Heute – zehn Jahre später – sitzen die beiden Landolts in Blazer und Anzug in ihrem Büro ganz in der Nähe vom Hauptbahnhof Zürich und schmunzeln über ihre Ideen und Vorstellungen von damals. Denkt Martina Landolt an die Anfänge des Physiozentrums zurück, erinnert sie sich an Begriffe wie Arbeitsbedingungen und Branchenfortschritt. Denkt Christoph Landolt zurück, kommen ihm zuerst Billy-Regale in den Sinn. So unterschiedlich ihre Erinnerungen sind, so unterschiedlich ist ihr Werdegang.
Höhere Standards
Martina Landolt, ausgebildete Physiotherapeutin, arbeitete in ihren Karriereanfängen in Spitälern und Praxen. Früh hat sie gemerkt, dass Zahlen für sie genauso spannend sind, wie gerissene Kreuzbänder, Ganganalysen und Rehapläne. Ausserdem waren ihr die damaligen Arbeitsbedingungen für Physios und die mangelnde Infrastruktur ein Sporn im Fersen, pardon, ein Dorn im Auge. Martina wollte es besser machen und die Standards für Mitarbeiter und Patientinnen erhöhen. Bald eröffnete sie gemeinsam mit einer anderen Physiotherapeutin ihre erste Praxis.
Das Ketten-Konzept
Zur gleichen Zeit arbeitete Christoph Landolt als Journalist. Sein Traumberuf war allerdings Unternehmer. Der eine Beruf führte zum anderen: Eines Tages stand ein Interviewtermin zum Thema Ketten-Konzepte mit Christoph Hürlimann an, der zusammen mit seiner Frau Sara Hürlimann die Zahnarztkette «Zahnarztzentrum.ch» gegründet hatte. Die Ideen aus der Balkonsitzung mit Martina waren noch frisch und die beiden Christophs verstanden sich gut. Das journalistische Interview wurde zur Nebensache und schnell war klar; das Ketten-Konzept lässt sich auch in der Physiotherapie perfekt umsetzen.
Der Kebab-Stand
Die Voraussetzungen waren optimal, Martina brachte das Physio-Know-how und ihre Visionen mit, Christoph den Blickwinkel aus Patientensicht und den Servicegedanken. 2011 gründeten sie die Firma Physiozentrum.ch AG in einem Kebab-Stand in Uster. Im Juni 2012 eröffneten sie die erste Praxis in Wetzikon.
Die Unternehmer
In den ersten Monaten und Jahren stellte sich das Paar vielen Herausforderungen. Unzählige Billy-Regale für die Behandlungszimmer mussten zusammengeschraubt werden. Daneben warteten auch unternehmerische Aufgaben wie Businesspläne für Banken, Buchhaltung und Personalführung auf die beiden.

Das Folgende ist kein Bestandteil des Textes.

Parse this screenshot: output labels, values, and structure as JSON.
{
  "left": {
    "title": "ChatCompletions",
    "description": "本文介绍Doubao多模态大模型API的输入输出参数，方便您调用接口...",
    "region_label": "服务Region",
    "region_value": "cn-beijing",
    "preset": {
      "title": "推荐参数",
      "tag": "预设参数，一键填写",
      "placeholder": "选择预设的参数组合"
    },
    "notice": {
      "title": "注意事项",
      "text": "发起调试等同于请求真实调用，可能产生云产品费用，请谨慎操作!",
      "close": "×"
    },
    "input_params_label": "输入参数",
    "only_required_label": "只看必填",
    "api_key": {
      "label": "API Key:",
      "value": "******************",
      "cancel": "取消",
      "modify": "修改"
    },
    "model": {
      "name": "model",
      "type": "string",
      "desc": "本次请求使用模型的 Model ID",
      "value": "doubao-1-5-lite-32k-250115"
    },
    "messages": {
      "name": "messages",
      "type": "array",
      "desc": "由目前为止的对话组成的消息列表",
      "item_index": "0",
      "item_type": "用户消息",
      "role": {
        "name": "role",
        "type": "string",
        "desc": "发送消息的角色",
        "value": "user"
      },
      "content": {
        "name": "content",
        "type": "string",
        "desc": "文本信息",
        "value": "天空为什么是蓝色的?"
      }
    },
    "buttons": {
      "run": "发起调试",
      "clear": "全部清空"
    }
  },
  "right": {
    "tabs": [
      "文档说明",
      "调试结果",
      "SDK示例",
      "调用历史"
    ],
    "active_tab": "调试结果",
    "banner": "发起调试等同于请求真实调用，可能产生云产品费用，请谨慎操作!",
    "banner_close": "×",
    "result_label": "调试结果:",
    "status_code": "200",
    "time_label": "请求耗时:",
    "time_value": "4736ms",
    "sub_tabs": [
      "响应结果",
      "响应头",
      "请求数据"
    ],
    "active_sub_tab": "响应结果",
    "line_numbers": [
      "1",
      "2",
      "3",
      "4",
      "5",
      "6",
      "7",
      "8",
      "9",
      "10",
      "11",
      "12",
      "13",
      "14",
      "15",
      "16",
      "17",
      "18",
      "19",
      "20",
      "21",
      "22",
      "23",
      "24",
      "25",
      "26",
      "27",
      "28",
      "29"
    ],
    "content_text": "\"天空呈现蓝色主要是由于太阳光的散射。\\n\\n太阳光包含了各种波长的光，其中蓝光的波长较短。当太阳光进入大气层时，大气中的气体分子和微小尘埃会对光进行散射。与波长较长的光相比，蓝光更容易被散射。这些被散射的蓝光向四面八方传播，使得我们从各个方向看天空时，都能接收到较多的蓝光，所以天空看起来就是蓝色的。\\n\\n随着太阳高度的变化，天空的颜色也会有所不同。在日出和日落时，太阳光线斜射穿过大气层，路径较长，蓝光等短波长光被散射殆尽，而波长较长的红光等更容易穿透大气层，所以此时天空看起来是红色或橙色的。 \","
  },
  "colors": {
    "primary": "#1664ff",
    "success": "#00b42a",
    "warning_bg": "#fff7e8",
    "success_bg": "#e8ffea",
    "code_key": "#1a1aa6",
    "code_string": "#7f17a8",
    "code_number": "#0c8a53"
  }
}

Die Startphase war zeitweise aufreibend und die Unsicherheit machte sich immer wieder breit: Schaffen wir das? Sind wir auf dem richtigen Weg? Die beiden brauchten zu Beginn viel Mut, Durchhaltewillen, Disziplin, verschiedene Schraubenzieher – und eine gute Streitkultur. Sie lernten sich knallhart zu kritisieren, einzustecken und dabei lösungsorientiert zu bleiben. Aber mit viel Selbstvertrauen haben sie das gemacht, was – wie Christoph gerne sagt – Unternehmer machen: etwas unternommen.
Wachstum
Auf den Standort Wetzikon folgen zwei Jahre später neue Praxen in St. Gallen und Basel. Und es geht in grossen Schritten weiter: Nach zehn Jahren zählt das Physiozentrum 25 Praxen in der Deutschschweiz. Aus den anfänglich zwei Mitarbeiterinnen sind knapp 300 Physios, Masseure und Praxisassistentinnen geworden. Da sehr viele davon gerne das Tanzbein schwingen, ist mit dem Team auch die Location für die traditionelle Weihnachtsparty gewachsen.

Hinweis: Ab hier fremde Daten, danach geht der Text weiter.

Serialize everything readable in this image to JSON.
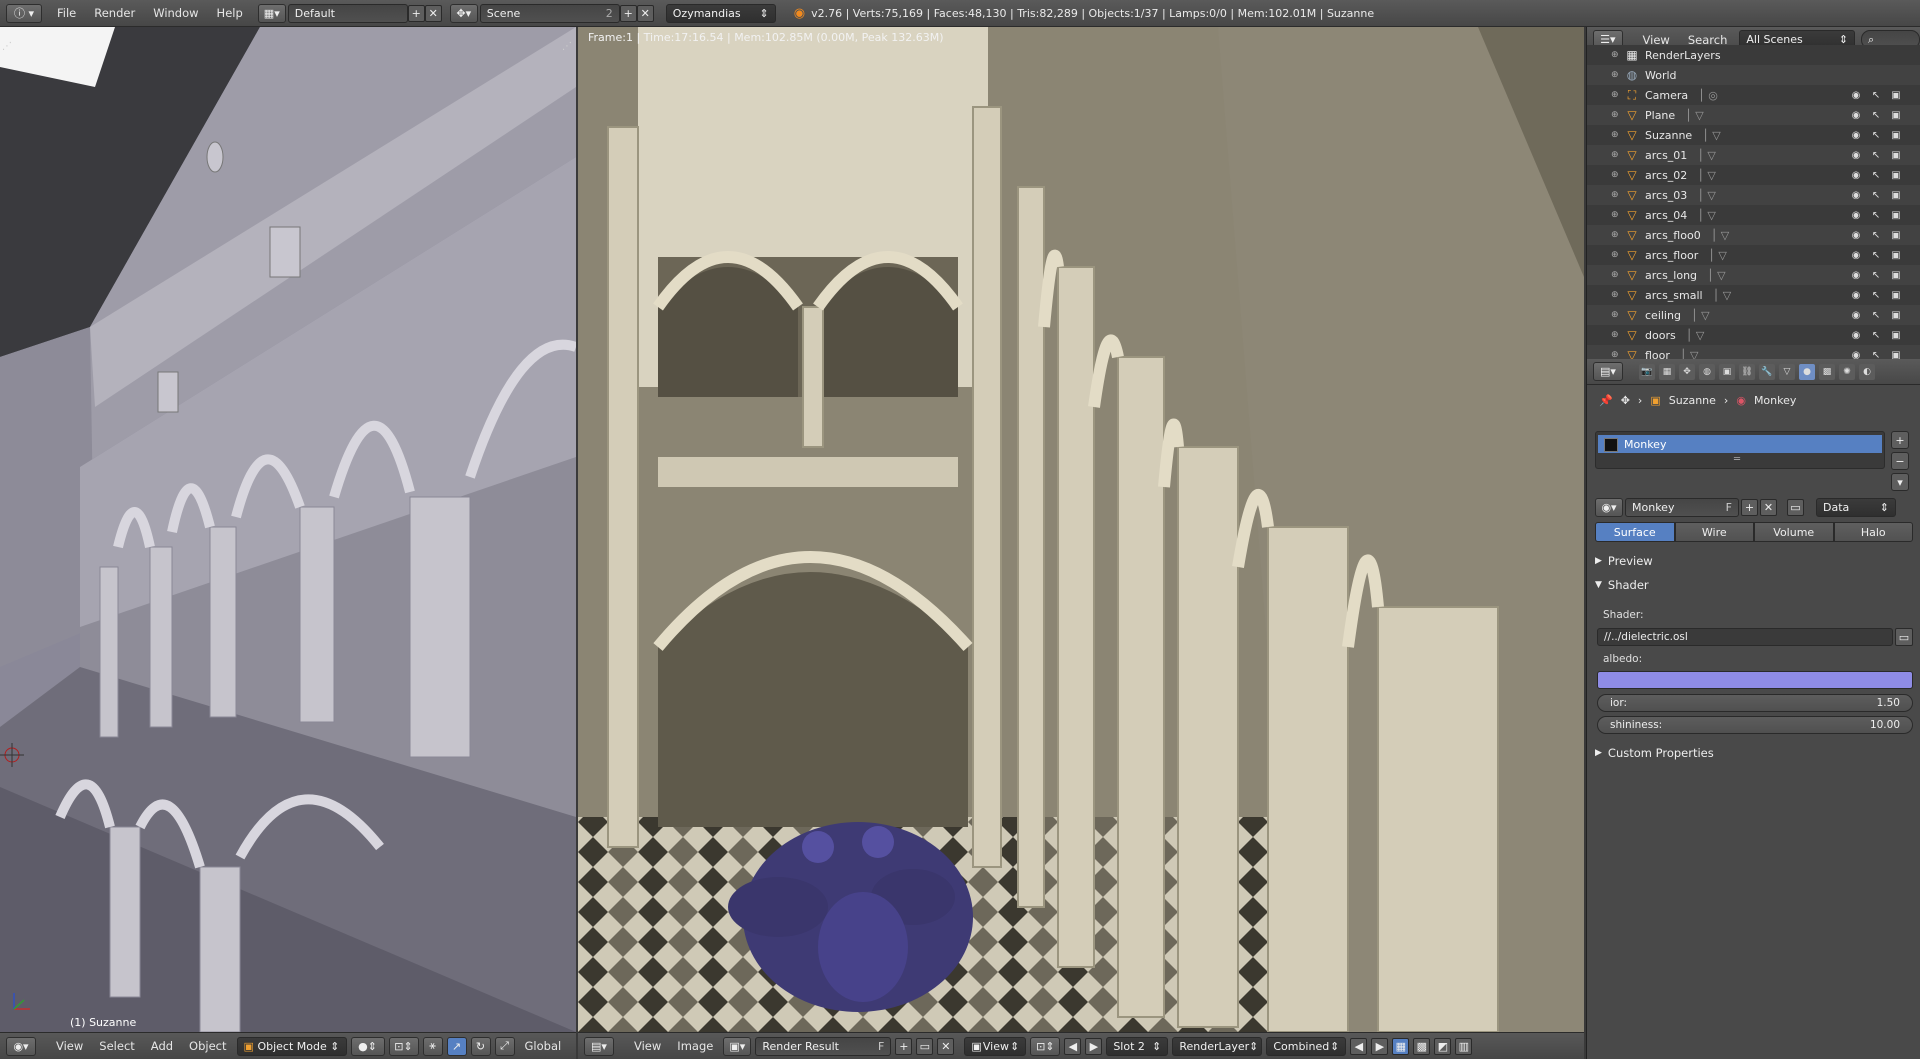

Auf ihrem Weg als Geschäftspartner lernten die beiden nicht nur neue Probleme, Lösungen und sich gegenseitig besser kennen, sondern auch jede Menge neuer Leute. Deshalb haben sich die bisherigen Mühen für die beiden gelohnt: Für neue Freundschaften und einen spannenden Job. Die ständige Abwechslung, die Weiterentwicklung und das kontinuierliche Lernen machen das Physiozentrum für Martina und Christoph zu einer Lebensaufgabe, die den beiden auch zehn Jahre nach der Balkon-Sitzung noch grosse Freude macht.